Recuerdo especialmente algunos temas que, por manda del Cuerpo Colegiado, trabajamos en conjunto y plasmamos en documentos de redacción compartida: la interpretación del concepto de "área de amortiguación" en Lomas de Zamora, la toma de posesión de la Casa Leguizamón en Salta, la normativa sobre pautas de valoración, la contención de las degradaciones en el casco urbano de San Miguel de Tucumán, el lanzamiento del Programa Nacional de Patrimonio Industrial, las declaratorias en la Isla Martín García, el "Puente negro" de Ensenada y otros tantos. Fueron 11 años de tarea común y consensuada, formando equipo con él y con Alberto de Paula y Juan Martín Repetto, y sumando luego a Pablo Willemsen para los temas industriales. ¿Tuvimos diferencias de criterio? Muy pocas. Y nunca llegaron a la instancia explícita de la mesa directiva: Jorge se consideraba parte de un equipo y sabía alinearse en los consensos previos. No podría decirse lo mismo de otros compañeros de ruta de aquella gestión). Sólo en una ocasión discrepamos en público, a la hora de votar un tema (la declaratoria, frustrada, de la tumba de Graciano Mendilaharzu). Se quedó pensativo el resto de la reunión. Y al final, antes de emprender su habitualmente presurosa partida a La Plata, se acercó a Repetto y a mi, y nos dijo: -Discúlpenme che, que en esta vuelta no pude acompañarlos…-  No hacía falta, pero fue una cortesía que, ante todo, resguardaba la amistad.
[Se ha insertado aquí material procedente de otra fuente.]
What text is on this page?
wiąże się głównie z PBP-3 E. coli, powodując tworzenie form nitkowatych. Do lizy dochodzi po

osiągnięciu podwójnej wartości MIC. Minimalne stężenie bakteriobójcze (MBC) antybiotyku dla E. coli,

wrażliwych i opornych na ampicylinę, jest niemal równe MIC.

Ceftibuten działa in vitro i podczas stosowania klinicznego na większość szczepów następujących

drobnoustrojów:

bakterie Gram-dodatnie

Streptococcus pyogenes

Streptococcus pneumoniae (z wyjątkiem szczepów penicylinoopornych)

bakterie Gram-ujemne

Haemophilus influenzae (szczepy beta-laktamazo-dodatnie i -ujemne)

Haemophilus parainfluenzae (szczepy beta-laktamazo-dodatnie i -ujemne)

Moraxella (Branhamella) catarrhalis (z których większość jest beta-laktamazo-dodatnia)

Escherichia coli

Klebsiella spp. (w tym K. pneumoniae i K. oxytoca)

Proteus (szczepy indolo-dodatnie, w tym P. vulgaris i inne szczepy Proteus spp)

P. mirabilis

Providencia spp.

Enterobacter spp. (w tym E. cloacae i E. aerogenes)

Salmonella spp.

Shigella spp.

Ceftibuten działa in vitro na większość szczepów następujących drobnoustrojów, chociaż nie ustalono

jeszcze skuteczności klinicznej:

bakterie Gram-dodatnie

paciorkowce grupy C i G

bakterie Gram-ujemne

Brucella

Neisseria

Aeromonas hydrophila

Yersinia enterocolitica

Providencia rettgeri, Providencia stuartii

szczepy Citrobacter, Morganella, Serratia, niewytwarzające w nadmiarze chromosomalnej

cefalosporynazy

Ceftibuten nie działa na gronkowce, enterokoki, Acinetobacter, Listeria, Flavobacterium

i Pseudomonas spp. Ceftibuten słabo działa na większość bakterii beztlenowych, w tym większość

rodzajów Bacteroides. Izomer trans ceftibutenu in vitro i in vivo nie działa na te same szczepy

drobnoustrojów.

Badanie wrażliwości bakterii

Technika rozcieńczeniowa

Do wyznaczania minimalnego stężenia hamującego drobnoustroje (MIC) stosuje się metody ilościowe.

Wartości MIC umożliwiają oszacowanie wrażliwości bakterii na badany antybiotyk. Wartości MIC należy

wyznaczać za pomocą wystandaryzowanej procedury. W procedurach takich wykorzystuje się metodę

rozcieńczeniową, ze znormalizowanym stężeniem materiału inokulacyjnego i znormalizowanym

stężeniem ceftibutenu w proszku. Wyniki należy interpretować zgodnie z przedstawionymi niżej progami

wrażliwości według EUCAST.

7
Cuando Martín Repetto y yo nos desvinculamos anticipadamente de la Comisión Nacional, en marzo de 2013, Jorge prefirió quedarse hasta concluir su mandato, con la creencia naive de poder continuar (maguer los heteróclitos elencos directivos que vinieron luego…) el mismo rumbo que nuestra gestión le había impreso al Patrimonio Monumental. Años después, tomando un café en Córdoba y Riobamba (ese espantoso Punta Cuore donde solíamos vernos por cercanía con su oficina) me dijo, en tono de confesionario -Y… Ahora la mirada de los temas es tan distinta..la forma de tratarlos es tan distinta… Se perdió esa mirada social del patrimonio que teníamos nosotros…- Aquel "nosotros" era, una vez más, la conciencia de pertenencia residual a un equipo, ya disgregado. Hizo una pausa. Y volvió a sumergirse en el silencio. Todo estaba dicho y no volvimos a tocar el tema. Al poco tiempo, lo invité a participar, como entrevistado, en mi serie documental RecorreMonumentos, para TVP. Conversamos, durante una hora, acerca del Patrimonio Ferroviario. Pueden ver aquel testimonio en el episodio El tren de la historia, disponible en YouTube. Les garantizo que vale la pena.

Un último aspecto, quizá menos conocido, que permite una ponderación más íntegra de la subjetividad de Jorge, es su afición por las películas y mini-series de producción inglesa o norteamericana, en géneros diversos, pero muy preferentemente las tramas de terror o las "distopías" futuristas. Desde que siento una inclinación similar por ese tipo de cine y por los mismos géneros, no fue difícil que también ese tópico creara entre Jorge y yo un vínculo dialogal muy sostenido (y un intercambio, también sostenido, de DVDs… todavía guardo el paq que me regaló, con la primera temporada de "Fringe") principalmente durante los casi cuatro años en que compartimos una tarea técnica en la provincia de Buenos Aires. Un conocido café de La Plata nos prestaba, al final de cada jornada, su espacio para aquellas charlas que, invariablemente, duraban una hora y cuarto, y que nos permitían deambular por las cassueries más variadas y bizarras.

En aquella esquina platense, junto a una ventana, con el último sol de la tarde, mi amigo Jorge Tartarini, utilizaba al cine como excusa y se concedía licencia y nihil obstat para verbalizar una parte de la complejidad de su mundo interior.

Y, entonces, resonaban en el aire los sonidos del silencio.